T O P I C R E V I E W
Member # 36720
posted 11-25-2013 10:42 AM
A week or so ago I posted about some body issues I was having as well as some medical-related anxiety. Basically what happened is I had some vaginal tearing and went to Planned Parenthood just to make sure everything was ok. It was - the doctor told me it was just a tear - but she did manage to trigger my anxiety really badly by suggesting that repeated tears might be indicative of herpes AND mentioning that some bumps in and around my vagina might be indicative of warts.

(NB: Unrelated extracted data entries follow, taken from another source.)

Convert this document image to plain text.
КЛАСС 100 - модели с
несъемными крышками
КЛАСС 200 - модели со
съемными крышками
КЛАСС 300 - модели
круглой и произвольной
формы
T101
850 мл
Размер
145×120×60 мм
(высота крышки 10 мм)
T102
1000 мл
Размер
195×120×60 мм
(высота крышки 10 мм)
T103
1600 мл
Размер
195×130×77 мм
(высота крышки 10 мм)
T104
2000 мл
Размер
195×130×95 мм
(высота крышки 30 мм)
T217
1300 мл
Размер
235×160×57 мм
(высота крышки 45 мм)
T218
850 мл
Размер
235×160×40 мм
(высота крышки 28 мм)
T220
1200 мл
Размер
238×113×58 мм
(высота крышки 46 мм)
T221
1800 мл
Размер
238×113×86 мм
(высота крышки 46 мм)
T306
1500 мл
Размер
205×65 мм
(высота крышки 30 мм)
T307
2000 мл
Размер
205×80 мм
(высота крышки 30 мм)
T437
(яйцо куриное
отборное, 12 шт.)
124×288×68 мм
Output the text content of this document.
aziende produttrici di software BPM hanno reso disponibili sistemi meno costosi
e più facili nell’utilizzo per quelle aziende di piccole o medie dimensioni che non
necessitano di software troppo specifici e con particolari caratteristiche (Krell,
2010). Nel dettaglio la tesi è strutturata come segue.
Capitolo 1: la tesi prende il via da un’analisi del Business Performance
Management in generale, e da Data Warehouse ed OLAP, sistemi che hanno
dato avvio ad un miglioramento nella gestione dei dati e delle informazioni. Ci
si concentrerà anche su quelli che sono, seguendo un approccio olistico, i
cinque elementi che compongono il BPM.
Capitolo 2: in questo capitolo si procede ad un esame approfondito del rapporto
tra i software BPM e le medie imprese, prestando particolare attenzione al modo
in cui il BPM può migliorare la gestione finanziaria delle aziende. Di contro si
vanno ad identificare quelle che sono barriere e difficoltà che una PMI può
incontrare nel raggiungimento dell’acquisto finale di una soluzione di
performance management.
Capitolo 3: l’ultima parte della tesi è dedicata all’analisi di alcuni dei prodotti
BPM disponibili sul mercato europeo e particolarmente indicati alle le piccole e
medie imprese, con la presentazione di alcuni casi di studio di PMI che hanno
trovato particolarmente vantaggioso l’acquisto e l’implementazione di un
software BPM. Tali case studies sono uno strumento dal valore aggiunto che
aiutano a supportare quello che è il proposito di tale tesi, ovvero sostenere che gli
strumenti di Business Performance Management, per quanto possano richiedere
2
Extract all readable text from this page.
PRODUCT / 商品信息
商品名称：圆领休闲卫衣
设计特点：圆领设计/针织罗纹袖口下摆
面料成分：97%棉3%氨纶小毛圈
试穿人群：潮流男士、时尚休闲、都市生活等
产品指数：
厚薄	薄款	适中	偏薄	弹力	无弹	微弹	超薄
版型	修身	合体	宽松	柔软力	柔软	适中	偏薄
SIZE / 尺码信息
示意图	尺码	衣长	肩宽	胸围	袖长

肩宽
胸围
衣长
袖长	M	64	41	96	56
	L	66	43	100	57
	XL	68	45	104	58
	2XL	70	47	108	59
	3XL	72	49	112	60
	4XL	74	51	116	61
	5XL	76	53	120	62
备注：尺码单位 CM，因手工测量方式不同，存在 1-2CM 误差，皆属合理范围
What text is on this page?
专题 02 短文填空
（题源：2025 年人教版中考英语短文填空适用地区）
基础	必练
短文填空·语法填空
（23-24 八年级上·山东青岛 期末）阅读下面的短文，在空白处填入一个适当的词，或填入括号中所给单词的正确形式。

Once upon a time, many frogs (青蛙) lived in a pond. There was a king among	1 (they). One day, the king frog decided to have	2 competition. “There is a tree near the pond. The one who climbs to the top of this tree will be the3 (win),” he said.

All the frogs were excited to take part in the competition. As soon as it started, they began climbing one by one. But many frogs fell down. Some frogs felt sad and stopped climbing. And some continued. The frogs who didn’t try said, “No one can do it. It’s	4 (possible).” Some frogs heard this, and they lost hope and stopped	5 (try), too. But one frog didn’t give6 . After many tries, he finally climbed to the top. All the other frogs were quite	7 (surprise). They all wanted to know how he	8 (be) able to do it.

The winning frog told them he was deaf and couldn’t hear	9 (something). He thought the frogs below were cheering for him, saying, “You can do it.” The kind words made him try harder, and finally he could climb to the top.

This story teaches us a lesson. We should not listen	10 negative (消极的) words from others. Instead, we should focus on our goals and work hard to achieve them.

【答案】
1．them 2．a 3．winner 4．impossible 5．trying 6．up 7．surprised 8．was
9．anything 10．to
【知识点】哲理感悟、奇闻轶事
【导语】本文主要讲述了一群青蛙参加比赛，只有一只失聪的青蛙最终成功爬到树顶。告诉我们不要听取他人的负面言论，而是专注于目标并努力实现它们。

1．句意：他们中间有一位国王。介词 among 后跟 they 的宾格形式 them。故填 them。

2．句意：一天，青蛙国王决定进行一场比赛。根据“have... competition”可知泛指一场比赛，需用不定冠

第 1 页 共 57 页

To top it all off she was fairly aloof and stand offish and I didn't feel comfortable around her. While I know my possibility of having either of these STIs is basically nonexistant, it still triggered my anxiety and I spent some serious time trying to calm myself down. I got some reassurance here and managed to stop catastrophizing. Well, just last week I went back to PP and saw the same doctor (by coincidence) for a UTI. Everything was fine, and she did a swab to check for yeast and anything else, and didn't say anything about any bumps or anything. Seeing her, though, and her cold behavior triggered me again and now I'm fighting an uphill battle to pull myself out of anxiety/catastrophizing. I know logically I should just go get a test but I'm scared to go back to that Planned Parenthood, I don't have a primary care doctor yet, and the holiays are coming up. I also know logically that I am healthy, that I'm catastrophizing, and that the vagina is not all smooth and one texture. I am worrying unnecessarily and having trouble pulling myself out and I'm nervous about going to my partners for reassurance because I'm afraid I've exhausted them with this circular worrying/thinking. If there is anything you can say or suggest to help me I would appreciate it, and I'm sorry for being a paranoid, anxious mess all over your forums.
Member # 3
posted 11-25-2013 10:46 AM
It really sounds like just getting tested is your best answer here.
If that Planned Parenthood branch is not somewhere you feel comfortable doing that, you could likely get STI testing done at a general public or private health clinic, too. Otherwise, what do you typically do to cope with and manage feelings of anxiety? Whatever those things are, they are things to do with this anxiety, too.